Pinning: Tie a string to your finger

Some e-mail conversations just need to be remembered and putting them on reminder for a few hours from now or tomorrow just won’t cut it. For these messages it’s possible to put a pin in it. The pin icon is right next to “Done” and “Remind Me” and it adds the conversation to a special screen in the client access by swiping at pin-toggle-switch in the upper status bar.

The only problem with pinning is that there’s no indicator as to how many pinned messages I have. So I just have to swipe the pin every now and again to check in and see what I’ve got hiding there.

Conclusion: Good for work, perhaps less so for personal

Since much of my job is about reporting on the next-big-thing and developing a sense of how technology affects culture and psychology, the moment I got an invite to Inbox I jumped right in.

I tried my best to use Inbox and only Inbox (and avoid Gmail), of course, this didn’t work out so well because using old clients for me has always been a hard habit to break. Also, I wanted to get a sense of what Inbox was hiding from me. The client works using a paradigm of information hiding, either by shoving it into the “low priority” drawer or by putting it on other screens.

Part of my day at work is all about picking up information that I need from current conversations and my usual inbox is like a very noisy room cluttered with subject lines all trying to grab my attention. Google’s priority algorithm appears to attach to e-mail conversations that I’ve been interacting with recently (or people I interact with often such as my editors) and it quietly ushers the rabble into antechambers. The result: when it’s time for me to sit down and get a story written, my e-mail bothers me less and it gets out of my way while I work.

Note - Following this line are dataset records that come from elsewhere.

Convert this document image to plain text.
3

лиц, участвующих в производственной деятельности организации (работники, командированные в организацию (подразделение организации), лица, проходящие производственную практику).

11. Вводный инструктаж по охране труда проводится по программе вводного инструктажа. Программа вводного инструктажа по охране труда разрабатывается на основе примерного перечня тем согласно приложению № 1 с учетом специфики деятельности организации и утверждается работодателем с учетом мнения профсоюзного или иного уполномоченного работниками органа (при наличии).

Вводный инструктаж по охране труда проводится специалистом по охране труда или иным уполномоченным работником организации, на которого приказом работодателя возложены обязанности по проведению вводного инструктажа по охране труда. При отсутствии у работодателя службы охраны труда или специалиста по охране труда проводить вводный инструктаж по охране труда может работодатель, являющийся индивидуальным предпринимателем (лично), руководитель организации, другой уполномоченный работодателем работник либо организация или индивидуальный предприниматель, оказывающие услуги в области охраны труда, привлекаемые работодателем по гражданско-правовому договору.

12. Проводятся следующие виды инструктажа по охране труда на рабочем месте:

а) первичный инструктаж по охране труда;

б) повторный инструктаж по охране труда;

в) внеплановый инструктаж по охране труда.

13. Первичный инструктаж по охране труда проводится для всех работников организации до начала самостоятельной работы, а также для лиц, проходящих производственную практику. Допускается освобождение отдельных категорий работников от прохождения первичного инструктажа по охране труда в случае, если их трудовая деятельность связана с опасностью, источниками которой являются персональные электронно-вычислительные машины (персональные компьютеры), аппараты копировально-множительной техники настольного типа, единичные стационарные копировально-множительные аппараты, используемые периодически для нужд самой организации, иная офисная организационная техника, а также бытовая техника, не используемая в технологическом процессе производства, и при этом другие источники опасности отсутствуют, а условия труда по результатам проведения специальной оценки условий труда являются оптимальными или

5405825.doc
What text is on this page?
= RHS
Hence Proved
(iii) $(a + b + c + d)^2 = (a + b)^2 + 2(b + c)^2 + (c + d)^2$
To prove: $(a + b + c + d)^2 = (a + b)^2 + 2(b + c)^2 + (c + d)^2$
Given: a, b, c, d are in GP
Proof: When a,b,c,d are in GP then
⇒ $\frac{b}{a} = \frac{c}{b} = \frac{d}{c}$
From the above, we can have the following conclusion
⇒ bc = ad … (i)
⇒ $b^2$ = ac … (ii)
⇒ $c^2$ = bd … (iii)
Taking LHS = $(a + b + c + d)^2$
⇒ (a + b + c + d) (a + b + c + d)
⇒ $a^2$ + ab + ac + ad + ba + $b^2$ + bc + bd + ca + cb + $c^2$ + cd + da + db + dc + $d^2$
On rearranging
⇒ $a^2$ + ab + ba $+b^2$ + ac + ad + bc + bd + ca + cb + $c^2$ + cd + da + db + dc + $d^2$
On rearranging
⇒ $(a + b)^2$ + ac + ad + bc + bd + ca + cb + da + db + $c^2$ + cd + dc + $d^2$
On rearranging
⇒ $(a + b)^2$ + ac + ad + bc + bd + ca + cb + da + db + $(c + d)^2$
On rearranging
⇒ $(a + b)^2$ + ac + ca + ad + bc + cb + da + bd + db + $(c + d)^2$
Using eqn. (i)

Google Inbox has a web client, which acts very similarly to the mobile client, and I’ve used this as well for a week—but I think I’ll stick with the normal Google Mail web client (primarily for desktop.) The Inbox client does a lot of things that make it great for mobile devices, but I am perhaps just too used to seeing everything all at once on the PC screen.

The only problem with this sort of separation is that reminders, pins, etc. from Inbox do not affect Gmail and I lose that functionality.

So far, Inbox has been a huge boon for my work by helping me better organize the crush of messages I get during the day related to my job. I also jumped into Inbox because of my job—but I’ve found that I like it less for personal activities because e-mail is not my go-to for personal communication and as a result, Google de-prioritizes personal e-mails. Not a problem, after all, I have social media for that.

Overall, Google Inbox has been a great experience. I have not even covered the full breadth of the functionality above and I’ve only been using the client for seven days.

If you’re interested now, get your invite and try it out.